Kindertageseinrichtungen sind Lebensorte für Kinder, die diesen verlässlich und in einer Beziehung zu verlässlichen und fachlich qualifizierten Begleitenden zur Verfügung stehen müssen.
Es kommt dabei nicht auf die optimale Nutzung der Einrichtung an, sondern darauf, dass die Einrichtung bedarfsgerecht für die Kinder zur Verfügung steht und dabei auch, gemessen an der Anzahl der Plätze, ein strukturelles Überangebot vorhält.

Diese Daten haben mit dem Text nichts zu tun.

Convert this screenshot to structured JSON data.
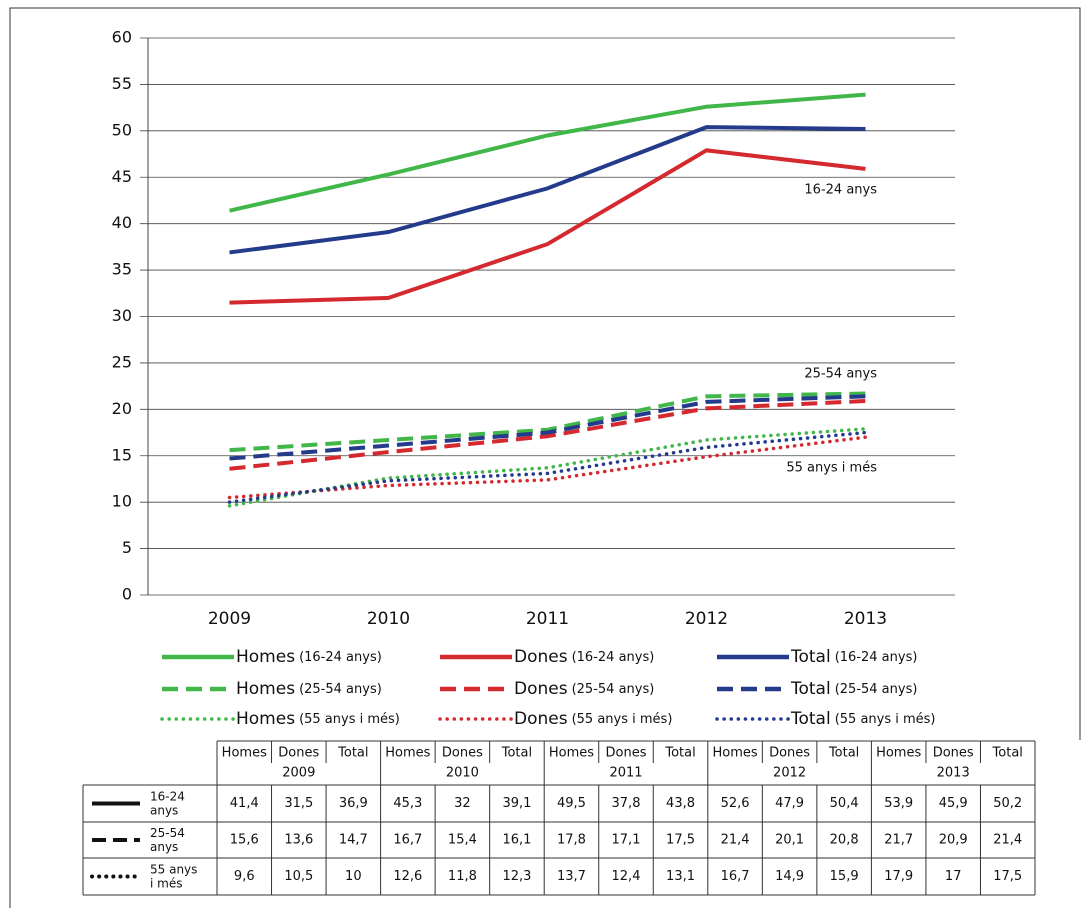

Dies muss ansonsten auch sichergestellt werden, zumal Eltern andernfalls von dem ihnen verbrieften Wunsch- und Wahlrecht keinen Gebrauch machen könnten.
Anmerkung zu Ziffer 2 c.)
Die vorgesehene Auslauffinanzierung von Waldkindergärten und eingruppigen Einrichtungen widerspricht der Maßgabe des § 5 SGB VIII, nach dem Eltern ein Wunsch- und Wahlrecht in Bezug auf die Ausgestaltung des Angebotes haben. Der evtl. Hinweis auf die Begrenzung, wenn unverhältnismäßige Mehrkosten entstehen, tritt zurück, wenn es in dem Lebenszusammenhang der Familie die den eigenen Erziehungsvorstellungen entsprechenden Angebote nicht gibt, sodass mit dieser Regelung ein Elternrecht beschnitten würde und sich das Land und die Träger – wie schon bisher bei der Jugendhilfeplanung – über bundesgesetzliche Regelungen hinwegsetzen (was auch in anderen Ländern mit noch größerer Bedeutung scheinbar eine Selbstverständlichkeit geworden ist).
Ich hoffe, mit meinen Hinweisen einen Anstoß gegeben zu haben, die Bedarfslage von Kindern als Ausgangspunkt für die Gestaltung der Rahmenbedingungen zu berücksichtigen und auch die dafür erforderlichen Mittel zur Verfügung zu stellen, damit alle Träger in vergleichbarer Weise in den Stand gesetzt sind, unter optimalen Bedingungen die Förderung von Kindern im Elementarbereich sicherzustellen.